Wednesday, November 16, 2016

Art As Opium



This piece from editorial cartoonist Jeff Koterba appeared in the Nov 11, 2016 edition of the Omaha World-Herald: 




A friend reposted it in his blog, otherwise I probably would have never seen it.  

I guess my friend liked it, but I can't be sure.  He reposted it without comment.  I don't think he's ever shared a cartoon he didn't like, but all I know for sure is this: I don't like it.

It conveys the impression that the recent election was just another election, that the candidates were more or less equal, that one clearly won, and that there will be other elections in the future.

I strongly disagree with all of these things.

To me, this election was like the 1933 election in Germany that elevated Hitler to power.  

Our candidates weren't as similar as Tweedledum and Tweedledee but as different as day and night on all the qualities that matter – morality, intelligence, and temperament.  Anything that obscures this and promotes a false equivalency is savagely distorting reality. 

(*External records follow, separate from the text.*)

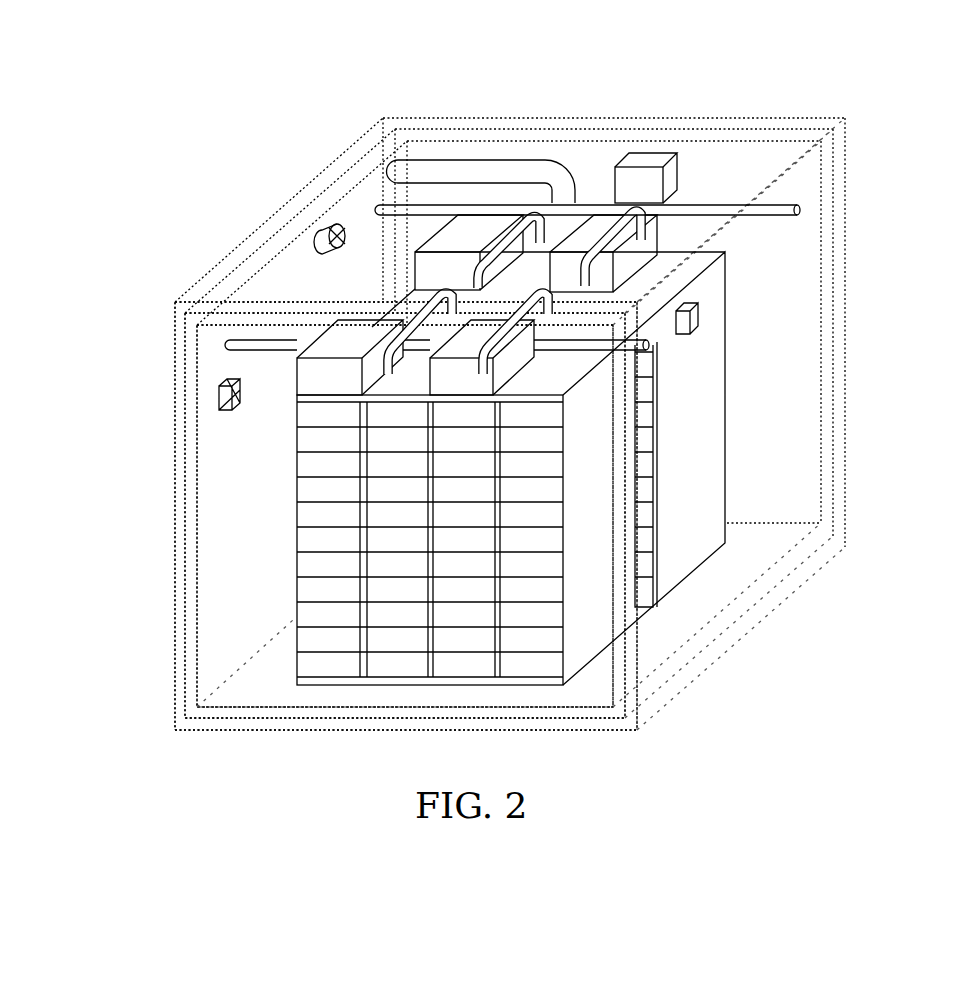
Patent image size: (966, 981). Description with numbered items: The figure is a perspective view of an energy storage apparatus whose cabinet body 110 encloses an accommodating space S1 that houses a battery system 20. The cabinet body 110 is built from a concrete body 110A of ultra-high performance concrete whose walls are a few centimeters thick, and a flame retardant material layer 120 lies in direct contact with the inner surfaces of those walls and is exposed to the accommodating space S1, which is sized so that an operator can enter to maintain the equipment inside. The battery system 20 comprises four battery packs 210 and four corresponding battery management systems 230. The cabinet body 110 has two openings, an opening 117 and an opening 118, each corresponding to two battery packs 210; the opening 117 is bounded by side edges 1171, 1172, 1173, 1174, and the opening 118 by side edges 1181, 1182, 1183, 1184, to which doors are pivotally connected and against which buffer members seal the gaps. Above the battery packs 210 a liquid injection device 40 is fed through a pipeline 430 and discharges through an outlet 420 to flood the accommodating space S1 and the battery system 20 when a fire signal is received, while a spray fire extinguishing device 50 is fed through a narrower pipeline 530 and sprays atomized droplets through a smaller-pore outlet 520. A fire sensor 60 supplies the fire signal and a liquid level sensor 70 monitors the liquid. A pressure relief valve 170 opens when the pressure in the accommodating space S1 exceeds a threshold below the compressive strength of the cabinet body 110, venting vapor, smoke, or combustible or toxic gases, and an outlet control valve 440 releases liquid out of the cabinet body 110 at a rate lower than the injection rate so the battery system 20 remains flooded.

The battery system 20 is at (284, 486).
The liquid injection device 40 is at (504, 154).
The spray fire extinguishing device 50 is at (703, 200).
The fire sensor 60 is at (702, 318).
The liquid level sensor 70 is at (658, 165).
The cabinet body 110 is at (58, 456).
The concrete body 110A is at (182, 486).
The opening 117 is at (244, 700).
The opening 118 is at (762, 153).
The flame retardant material layer 120 is at (186, 456).
The pressure relief valve 170 is at (330, 226).
The battery pack 210 is at (310, 520).
The battery management system 230 is at (310, 372).
The outlet 420 is at (555, 236).
The pipeline 430 is at (473, 162).
The outlet control valve 440 is at (220, 397).
The outlet 520 is at (590, 256).
The pipeline 530 is at (424, 212).
The side edge 1171 is at (210, 675).
The side edge 1172 is at (652, 690).
The side edge 1173 is at (168, 323).
The side edge 1174 is at (216, 722).
The side edge 1181 is at (410, 116).
The side edge 1182 is at (805, 250).
The side edge 1183 is at (752, 148).
The side edge 1184 is at (792, 492).
The accommodating space S1 is at (243, 628).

The fact that the better candidate won the popular vote but still lost the election is not something to be shrugged off or glossed over just because doing so may make us feel good and/or promotes the illusion of social peace – it's something we should constantly remember and protest until justice is done and the will of the majority is recognized.  

At this point, the idea that future elections are a sure thing seems highly questionable, even dangerous.  As was the case in Germany, we might be a single trumped-up crisis like the Reichstag fire from outright totalitarianism.  Even without a crisis, there is no good reason to be optimistc.  Those who "won" the White House and Congress with a diabolical combination of gerrymandering,  voter suppression, outrageous lies, and the constant appeal to the basest instincts and fears of the voters seem certain to do all they can to further erode our democratic processes and ideals – and now they have more economic and political power than ever before to do so.  

Koterba's cartoon seems to ignore all these harsh realities in order to promote calmness and comfort.  

Those harsh realties demand just the opposite.  They demand cartoons and speeches and marches and much else that help keep the focus on the truth and what's really going on.  

What's needed is a call to battle – not a sedative.    

Adding Xanax to the water supply of German Jews 83 years ago would have been exactly the wrong thing to do.

Koterba's cartoon is exactly the wrong approach to take now.

We need to adopt a policy of eternal vigilance and action – not of forgive and forget.  

This may be more painful in the short run, but it might be the only thing that ends up saving us in the long run.